While Kerala has spinning the wheel, almost literally, and counting its collection of hubs and spokes, NASSCOM has given its verdict on the strategy in our sister State. No prizes for guessing which one, West Bengal. Blaming it only on the most evident common factor - communism - is incorrect but Kerala and West Bengal have followed curiously similar and similarly unsuccessful paths in developing the IT/ITES industry.
Kolkata is the third biggest city in India (after NCR and Mumbai) but it is just the seventh largest IT/ITES destination in India and by some margin indeed. Interestingly it is now trailed by Trivandrum which is about 50% of its business volume in terms of the IT industry despite being less than 10% of its size and population as a city. The WB Government has also been looking to develop its Tier II cities such as Siliguri and Haldia as IT/ITES hubs even as Kolkata gets left further behind by the leading cities such as Bangalore, Chennai, NCR and Pune.

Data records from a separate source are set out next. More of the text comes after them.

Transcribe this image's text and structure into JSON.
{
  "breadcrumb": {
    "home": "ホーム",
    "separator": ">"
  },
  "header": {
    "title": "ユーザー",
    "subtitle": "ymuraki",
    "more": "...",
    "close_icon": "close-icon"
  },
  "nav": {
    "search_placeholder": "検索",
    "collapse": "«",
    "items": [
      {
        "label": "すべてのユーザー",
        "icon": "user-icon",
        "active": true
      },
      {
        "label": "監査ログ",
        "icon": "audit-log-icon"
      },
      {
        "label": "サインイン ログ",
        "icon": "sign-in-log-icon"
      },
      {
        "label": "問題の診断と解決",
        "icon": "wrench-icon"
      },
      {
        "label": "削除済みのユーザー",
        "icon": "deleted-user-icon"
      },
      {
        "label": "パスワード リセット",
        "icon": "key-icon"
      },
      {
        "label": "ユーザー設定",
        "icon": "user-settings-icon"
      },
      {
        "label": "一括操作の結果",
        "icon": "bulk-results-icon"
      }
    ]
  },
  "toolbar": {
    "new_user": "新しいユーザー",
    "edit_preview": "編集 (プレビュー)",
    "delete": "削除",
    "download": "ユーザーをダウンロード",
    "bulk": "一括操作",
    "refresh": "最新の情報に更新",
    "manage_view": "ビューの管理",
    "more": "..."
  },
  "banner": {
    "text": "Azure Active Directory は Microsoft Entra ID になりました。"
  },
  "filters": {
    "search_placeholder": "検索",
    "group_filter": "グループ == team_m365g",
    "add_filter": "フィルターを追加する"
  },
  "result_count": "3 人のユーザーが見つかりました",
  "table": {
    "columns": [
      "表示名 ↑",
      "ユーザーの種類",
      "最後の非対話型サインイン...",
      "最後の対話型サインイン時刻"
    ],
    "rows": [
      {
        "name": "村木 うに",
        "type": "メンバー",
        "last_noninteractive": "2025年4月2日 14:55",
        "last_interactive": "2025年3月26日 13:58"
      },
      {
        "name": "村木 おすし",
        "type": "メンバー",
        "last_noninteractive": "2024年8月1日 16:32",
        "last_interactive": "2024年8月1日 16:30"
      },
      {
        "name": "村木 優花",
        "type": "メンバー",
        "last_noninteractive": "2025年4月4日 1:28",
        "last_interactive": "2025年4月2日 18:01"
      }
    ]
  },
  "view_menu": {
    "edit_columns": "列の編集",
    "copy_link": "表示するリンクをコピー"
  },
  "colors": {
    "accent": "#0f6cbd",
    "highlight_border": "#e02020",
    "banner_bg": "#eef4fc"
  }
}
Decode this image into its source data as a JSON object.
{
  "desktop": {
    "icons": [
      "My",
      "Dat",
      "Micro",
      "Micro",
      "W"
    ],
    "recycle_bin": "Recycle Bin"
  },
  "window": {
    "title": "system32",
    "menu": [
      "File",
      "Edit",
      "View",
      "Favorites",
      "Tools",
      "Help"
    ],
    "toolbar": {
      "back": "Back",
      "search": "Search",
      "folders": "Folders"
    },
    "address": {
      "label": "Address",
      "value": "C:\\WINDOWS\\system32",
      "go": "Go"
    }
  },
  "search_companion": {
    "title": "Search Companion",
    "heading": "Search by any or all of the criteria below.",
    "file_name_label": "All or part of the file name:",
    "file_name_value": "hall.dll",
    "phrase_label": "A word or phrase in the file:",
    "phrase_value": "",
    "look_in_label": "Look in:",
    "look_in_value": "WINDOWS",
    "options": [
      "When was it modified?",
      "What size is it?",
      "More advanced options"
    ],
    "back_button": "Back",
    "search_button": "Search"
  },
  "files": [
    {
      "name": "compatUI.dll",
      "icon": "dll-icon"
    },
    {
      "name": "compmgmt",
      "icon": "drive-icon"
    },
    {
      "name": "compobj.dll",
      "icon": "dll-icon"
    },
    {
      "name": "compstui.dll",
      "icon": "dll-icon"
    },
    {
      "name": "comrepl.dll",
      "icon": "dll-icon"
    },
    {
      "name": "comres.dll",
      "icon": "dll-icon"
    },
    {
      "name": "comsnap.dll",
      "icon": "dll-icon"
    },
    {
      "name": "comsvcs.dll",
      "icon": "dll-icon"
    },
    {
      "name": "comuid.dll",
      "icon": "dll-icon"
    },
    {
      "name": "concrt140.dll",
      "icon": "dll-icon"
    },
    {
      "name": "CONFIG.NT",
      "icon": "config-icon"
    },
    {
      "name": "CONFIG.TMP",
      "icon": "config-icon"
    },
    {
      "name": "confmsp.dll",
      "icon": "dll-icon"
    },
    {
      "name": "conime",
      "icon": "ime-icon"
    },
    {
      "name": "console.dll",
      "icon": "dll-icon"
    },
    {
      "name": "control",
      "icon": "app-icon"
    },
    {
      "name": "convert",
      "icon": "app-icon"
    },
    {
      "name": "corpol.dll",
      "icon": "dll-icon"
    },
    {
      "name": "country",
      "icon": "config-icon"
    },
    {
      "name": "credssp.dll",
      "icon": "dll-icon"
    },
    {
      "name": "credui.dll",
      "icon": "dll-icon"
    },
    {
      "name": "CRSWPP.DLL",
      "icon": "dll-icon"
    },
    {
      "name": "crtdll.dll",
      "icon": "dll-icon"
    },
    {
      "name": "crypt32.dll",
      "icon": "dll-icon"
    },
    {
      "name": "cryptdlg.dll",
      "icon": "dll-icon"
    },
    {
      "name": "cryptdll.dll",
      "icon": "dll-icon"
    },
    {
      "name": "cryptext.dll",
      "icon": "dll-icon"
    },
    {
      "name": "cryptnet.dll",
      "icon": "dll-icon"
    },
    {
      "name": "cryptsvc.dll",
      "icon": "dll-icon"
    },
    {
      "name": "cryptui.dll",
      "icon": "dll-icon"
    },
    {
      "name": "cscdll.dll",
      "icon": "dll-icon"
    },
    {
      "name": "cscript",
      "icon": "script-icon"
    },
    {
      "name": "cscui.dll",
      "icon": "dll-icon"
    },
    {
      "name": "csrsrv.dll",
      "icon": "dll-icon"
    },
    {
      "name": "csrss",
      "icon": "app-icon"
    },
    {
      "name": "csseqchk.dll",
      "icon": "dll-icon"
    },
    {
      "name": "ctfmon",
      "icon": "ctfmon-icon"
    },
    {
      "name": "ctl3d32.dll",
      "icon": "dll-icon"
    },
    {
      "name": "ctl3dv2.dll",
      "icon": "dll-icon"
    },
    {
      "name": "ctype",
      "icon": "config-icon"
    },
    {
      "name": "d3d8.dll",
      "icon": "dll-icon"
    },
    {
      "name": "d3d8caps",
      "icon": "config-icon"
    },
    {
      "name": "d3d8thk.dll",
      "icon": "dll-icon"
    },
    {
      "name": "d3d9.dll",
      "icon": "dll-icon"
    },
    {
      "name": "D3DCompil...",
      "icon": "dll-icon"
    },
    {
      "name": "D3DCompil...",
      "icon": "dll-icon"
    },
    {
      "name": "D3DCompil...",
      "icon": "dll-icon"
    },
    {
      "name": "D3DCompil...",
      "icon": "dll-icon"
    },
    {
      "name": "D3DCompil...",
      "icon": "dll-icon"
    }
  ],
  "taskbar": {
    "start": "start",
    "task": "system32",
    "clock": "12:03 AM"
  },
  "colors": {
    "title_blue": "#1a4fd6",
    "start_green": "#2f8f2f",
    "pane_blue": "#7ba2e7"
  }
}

Now NASSCOM has asked the Government to prioritize its development approach and focus on Kolkata, at a NASSCOM CEO meet.
NASSCOM President Som Mittal said, "First, we have to saturate Kolkata, then only we can think about other IT satellite townships in Durgapur and Siliguri. There is enough space in Kolkata, and large IT companies should get land there."
NASSCOM's past President Kiran Karnik first suggested the "hub-and-spoke" model in 2007 at Technopark, now his successor has clarified that the model needs to be developed only after the hub itself has become well established.
I wonder if anybody in the rungs of power are listening......?
Hi Ajay,
ReplyDeleteThe funniest thing about the Kerala "Hub and Spoke" thingy is that we do not apply it for the sector the name was originally coined for - Transportation. I am not even sure what Hub and Spoke mean for IT - honestly. It might make sense for an organization like Infosys - have spoke development centers for a hub - but for infrastructure development?
And if the government needs to learn something, it could learn from its past "strategy".
The one that failed:
industrial development - Ignore Cochin, Trivandrum, Kannur etc, and then make Panchayat level "Industrial estates". For our IT Technolodges, the government could just rename the Panchayat Industrial parks as Techno-lodges.
The one that succeeded:
Tourism - Tourism in Kerala is still for the most part around 2 "destinations" - Kovalam and the backwaters - Cochin circuit.
The thing that I worry most is that the government might be persuing a strategy that it knows it is doomed to fail, because it wants more to be "original" than successful.
-Vinod
Vinod - Mr. Najeeb of the Great India tourism group pointed this out at the CII event on IT in Kerala. I sure hope that even if we don't learn from our mistakes we will learn from the few successes that we have had.